Analysis and design approaches that mitigate confounding should be combined with sensitivity analyses such as multiverse analyses (to quantify robustness to data processing/analysis decisions) [75], as well as bias analyses such as e-value generation (to quantify robustness to unmeasured confounding) [76]. Given the unique advantages and limitations of each analytical and design-based approach, triangulation of findings across observational evidence is crucial. Combining data across studies through data harmonization techniques should also be considered to mitigate power issues, which were evident in several included studies with rare exposure–outcome combinations. Finally, while acknowledging the limitations of the included studies, the identification of some evidence consistent with causal protective effects of light-to-moderate alcohol consumption for several health outcomes justifies further exploration of the biological mechanisms that could underpin these (potential) effects. This is particularly true of those outcomes for which findings were concordant with the broader observational literature (see Table 3).

Conclusions

This novel review found that, when enhanced causal inference approaches are applied, a variety of functional forms – including linear, J-shaped, and no relationship – are found between alcohol consumption and various long-term health outcomes.

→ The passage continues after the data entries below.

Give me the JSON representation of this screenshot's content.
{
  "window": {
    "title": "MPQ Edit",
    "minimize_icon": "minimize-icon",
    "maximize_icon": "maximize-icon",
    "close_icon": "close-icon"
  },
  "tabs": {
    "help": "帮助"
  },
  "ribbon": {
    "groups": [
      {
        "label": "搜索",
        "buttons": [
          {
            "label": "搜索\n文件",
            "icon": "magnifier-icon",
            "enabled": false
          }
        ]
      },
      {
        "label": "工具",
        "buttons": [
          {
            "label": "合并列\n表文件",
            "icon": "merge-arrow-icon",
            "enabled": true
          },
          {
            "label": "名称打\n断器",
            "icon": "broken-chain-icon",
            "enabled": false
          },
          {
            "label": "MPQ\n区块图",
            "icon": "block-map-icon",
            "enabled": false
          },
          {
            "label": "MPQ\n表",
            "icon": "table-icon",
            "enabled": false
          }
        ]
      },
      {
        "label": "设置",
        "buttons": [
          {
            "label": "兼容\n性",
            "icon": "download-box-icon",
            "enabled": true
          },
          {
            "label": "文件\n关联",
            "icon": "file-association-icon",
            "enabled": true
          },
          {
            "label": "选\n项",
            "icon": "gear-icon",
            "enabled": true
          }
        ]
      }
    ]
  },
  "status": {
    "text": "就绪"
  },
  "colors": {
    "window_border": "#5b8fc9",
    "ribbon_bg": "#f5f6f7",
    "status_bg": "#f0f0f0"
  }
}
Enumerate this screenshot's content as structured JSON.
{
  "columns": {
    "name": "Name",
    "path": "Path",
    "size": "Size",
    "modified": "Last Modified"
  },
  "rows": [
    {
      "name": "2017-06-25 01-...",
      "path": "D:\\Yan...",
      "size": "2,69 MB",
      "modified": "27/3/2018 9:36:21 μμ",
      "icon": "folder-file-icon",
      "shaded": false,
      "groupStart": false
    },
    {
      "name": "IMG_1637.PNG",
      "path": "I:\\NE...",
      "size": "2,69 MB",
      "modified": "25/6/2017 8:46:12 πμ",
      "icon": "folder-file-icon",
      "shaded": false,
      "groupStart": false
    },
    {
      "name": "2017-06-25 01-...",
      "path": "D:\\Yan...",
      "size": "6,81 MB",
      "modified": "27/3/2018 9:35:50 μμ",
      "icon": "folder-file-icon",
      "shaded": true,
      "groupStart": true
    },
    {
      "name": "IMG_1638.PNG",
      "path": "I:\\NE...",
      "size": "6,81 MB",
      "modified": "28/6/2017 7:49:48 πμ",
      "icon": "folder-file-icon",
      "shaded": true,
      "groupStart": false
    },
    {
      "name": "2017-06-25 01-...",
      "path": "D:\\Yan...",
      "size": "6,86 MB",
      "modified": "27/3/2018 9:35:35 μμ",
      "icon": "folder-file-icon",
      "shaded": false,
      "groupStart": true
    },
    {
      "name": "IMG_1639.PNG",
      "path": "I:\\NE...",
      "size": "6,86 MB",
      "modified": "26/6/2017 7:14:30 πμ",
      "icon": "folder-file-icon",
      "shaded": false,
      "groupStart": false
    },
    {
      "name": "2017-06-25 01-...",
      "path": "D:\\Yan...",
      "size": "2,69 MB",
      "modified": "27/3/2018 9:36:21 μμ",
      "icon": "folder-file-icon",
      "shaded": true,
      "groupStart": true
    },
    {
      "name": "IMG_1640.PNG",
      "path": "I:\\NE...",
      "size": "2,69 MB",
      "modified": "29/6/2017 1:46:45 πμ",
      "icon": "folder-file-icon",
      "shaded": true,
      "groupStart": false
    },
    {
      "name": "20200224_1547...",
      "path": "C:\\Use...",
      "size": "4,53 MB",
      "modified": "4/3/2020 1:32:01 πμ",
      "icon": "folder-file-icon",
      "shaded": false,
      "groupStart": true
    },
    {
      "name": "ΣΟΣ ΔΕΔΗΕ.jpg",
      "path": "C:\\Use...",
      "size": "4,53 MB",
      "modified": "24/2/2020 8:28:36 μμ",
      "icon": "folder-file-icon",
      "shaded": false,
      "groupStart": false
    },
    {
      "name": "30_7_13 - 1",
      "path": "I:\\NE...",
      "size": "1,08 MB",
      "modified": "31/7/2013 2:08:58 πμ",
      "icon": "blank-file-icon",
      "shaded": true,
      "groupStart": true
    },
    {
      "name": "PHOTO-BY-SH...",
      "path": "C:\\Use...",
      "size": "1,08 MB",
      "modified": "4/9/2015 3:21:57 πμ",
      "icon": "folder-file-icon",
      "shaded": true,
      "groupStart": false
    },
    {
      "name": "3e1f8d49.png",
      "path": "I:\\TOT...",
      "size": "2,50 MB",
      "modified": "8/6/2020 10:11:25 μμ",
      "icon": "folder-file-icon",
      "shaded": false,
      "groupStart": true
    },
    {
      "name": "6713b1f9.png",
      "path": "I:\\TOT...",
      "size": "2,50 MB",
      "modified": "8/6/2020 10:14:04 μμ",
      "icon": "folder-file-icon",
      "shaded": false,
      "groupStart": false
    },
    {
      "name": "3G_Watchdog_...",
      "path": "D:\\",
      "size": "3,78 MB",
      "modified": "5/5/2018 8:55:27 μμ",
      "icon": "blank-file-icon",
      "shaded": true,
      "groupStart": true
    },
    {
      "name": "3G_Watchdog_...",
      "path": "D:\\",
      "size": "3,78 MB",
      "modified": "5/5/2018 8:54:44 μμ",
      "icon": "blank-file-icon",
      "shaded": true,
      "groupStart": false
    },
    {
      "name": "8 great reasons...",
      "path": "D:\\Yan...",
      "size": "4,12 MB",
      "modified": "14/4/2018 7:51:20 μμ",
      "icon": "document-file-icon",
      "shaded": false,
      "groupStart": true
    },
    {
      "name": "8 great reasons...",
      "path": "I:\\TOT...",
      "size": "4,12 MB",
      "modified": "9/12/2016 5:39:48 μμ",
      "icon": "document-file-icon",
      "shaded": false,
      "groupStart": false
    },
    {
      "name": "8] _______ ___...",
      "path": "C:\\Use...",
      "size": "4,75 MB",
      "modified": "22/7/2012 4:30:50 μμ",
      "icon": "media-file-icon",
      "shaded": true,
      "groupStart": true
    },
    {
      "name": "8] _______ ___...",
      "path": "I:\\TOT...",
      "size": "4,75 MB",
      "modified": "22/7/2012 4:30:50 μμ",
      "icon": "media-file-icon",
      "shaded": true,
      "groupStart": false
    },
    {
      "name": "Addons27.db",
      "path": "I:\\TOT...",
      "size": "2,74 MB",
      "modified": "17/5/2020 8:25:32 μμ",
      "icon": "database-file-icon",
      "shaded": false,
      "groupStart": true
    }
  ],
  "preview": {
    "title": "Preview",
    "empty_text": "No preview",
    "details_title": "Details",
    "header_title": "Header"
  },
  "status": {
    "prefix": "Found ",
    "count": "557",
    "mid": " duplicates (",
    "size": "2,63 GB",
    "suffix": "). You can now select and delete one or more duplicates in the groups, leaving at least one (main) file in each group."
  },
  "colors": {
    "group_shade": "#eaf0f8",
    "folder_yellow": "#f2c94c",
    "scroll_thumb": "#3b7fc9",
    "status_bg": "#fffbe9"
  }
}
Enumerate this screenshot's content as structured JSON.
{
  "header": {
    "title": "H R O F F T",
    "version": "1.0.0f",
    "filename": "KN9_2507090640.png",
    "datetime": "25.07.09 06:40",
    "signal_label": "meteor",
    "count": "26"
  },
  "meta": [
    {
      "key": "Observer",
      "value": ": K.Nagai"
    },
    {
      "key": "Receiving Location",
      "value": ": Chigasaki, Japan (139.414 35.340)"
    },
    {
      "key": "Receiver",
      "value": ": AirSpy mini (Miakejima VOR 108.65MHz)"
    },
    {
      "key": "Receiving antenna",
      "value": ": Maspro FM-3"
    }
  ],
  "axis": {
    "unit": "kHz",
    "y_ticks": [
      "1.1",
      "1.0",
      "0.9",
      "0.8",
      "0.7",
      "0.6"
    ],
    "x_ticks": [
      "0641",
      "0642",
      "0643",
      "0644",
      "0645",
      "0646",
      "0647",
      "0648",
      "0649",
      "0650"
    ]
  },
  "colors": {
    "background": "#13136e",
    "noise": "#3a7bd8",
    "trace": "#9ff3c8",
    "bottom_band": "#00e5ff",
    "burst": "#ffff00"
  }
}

However, few studies have employed these methods, with covariate-adjusted, conventional cohort analyses remaining dominant, preventing a conclusive picture of the nature of these relationships from emerging. Given that associations found between moderate alcohol consumption and good health impact safe drinking guidelines and public health policy [77, 78], further research employing methods to mitigate confounding and other biases is urgently required to establish whether such findings are truly causal.